I saw an article in Time Magazine that reported a worldwide surge in domestic abuse when the COVID – 19 sanctions were their most strict in 2020. That makes sense. Survivors of all ages are being forced to stay in place and in close proximity to their abusers – more abuse is bound to happen. Queer survivors are then forced to be with their abusers day – in and day – out. Those with complicated pasts with their biological family or guardians are left to fend for themselves. Unless you have a reason to be out of the house, you’re in. Depending who you’re locked in with can mean life and death.
I, like many queer survivors, have a strange relationship to family. A child of the South, my folks do not “agree with my lifestyle choices.” I mean I knew that of course, the holidays became the annual shaming of the family homosexuals and from the looks of the one or two who decided to still come around – I didn’t have any familial support to look forward to. Often when I think of any family gathering I remember incessant name calling, belittlement, screaming, gaslighting, grabbing, slapping and shoving (all of which can be seen in between taking bites of ham). I remember finishing my food as fast as possible so I could be excused to somewhere else. Find peace. Someplace I won’t be forced to wait on lazy men hand and foot. Someplace I would not always be seen as the homemaker – in – training, a working uterus, a vessel for Black babies.

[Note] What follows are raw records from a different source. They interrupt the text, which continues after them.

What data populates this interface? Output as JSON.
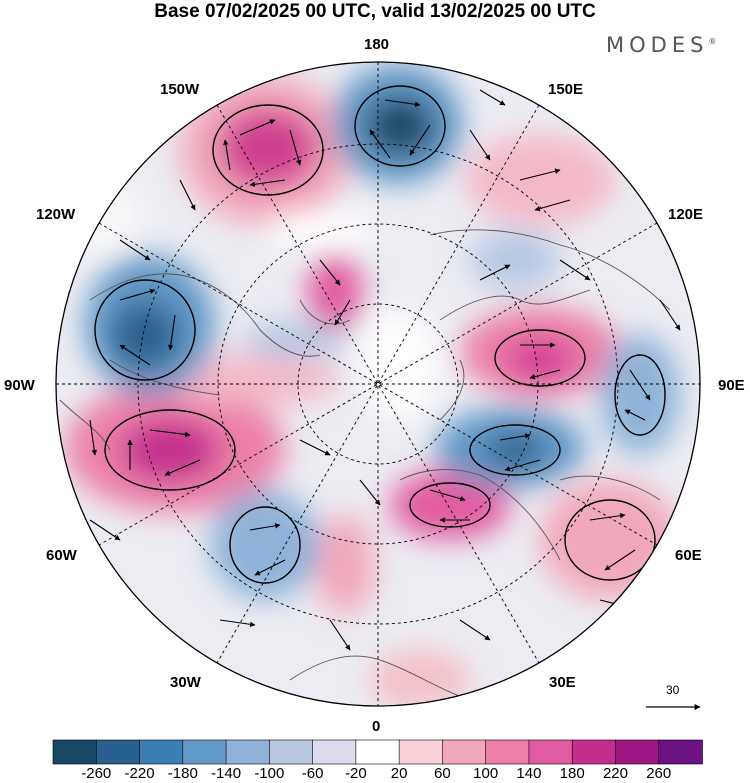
{
  "title": "Base 07/02/2025 00 UTC, valid 13/02/2025 00 UTC",
  "brand": "MODES",
  "brand_mark": "®",
  "map": {
    "projection": "north-polar-stereographic",
    "meridian_labels": [
      "180",
      "150E",
      "120E",
      "90E",
      "60E",
      "30E",
      "0",
      "30W",
      "60W",
      "90W",
      "120W",
      "150W"
    ],
    "reference_vector_label": "30"
  },
  "colorbar": {
    "tick_labels": [
      "-260",
      "-220",
      "-180",
      "-140",
      "-100",
      "-60",
      "-20",
      "20",
      "60",
      "100",
      "140",
      "180",
      "220",
      "260"
    ],
    "colors": [
      "#1c4867",
      "#2a6090",
      "#3d7eb5",
      "#6299c8",
      "#8eb2d8",
      "#b8c8e2",
      "#dcdcec",
      "#ffffff",
      "#f8d2d6",
      "#f2a8bc",
      "#ec80a8",
      "#e25ba0",
      "#c42d8e",
      "#9d1580",
      "#6d1283"
    ]
  },
  "legend": {
    "colors": {
      "land": "#f2f2f2",
      "coast": "#555555"
    }
  }
}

I vividly remember being ushered away (quite dramatically) from the Queer and Trans people in my family. I was told they “ain’t made right” or that their sin had “gotten the best of em’.” I remember the silences that went from room to room once one of those family members was named aloud. When we dared to ask why all of our family wasn’t there. I remember being told which family members needed to be avoided. The warnings came from several generations of women and closeted gays but I guess losing the invitation for these people didn’t make it’s way down the line.
The stories. I remember those.
The ones about what happened when all the adults left the room, stayed in, or overall turned their backs to our truths. I would listen. And remember.
I spend most holidays alone now. Except for my pet children of course. I use these days as a retreat for myself. A time to think of all the ways I’d be different than them – how the stories at my family functions would sound. What would the children whisper about? Probably the same shit.
No matter what my family did to shield me from the realities of racism, sexism, misogyny, homophobia and transphobia nothing can protect you. I had been lied to, danced around, outright ignored and avoided when it came to anything deemed “too adult” for me. At some point I learned to just talk to myself. I’d always believe in me. And I believed my family members. I don’t and never did play with violence towards them around me. I became the killjoy. I’m sure you know the feeling.
Consistent access to therapy aside, I still feel this way every holiday season when I see my and my friends’ abusers pop up on my timeline in a picture with their kids or partners or families. Some things just always feel like bullshit to me. Nostalgic schemy feelings. Dangerous. Unrealistically quiet and happy. Nothing reminds me more of my survival than the holidays.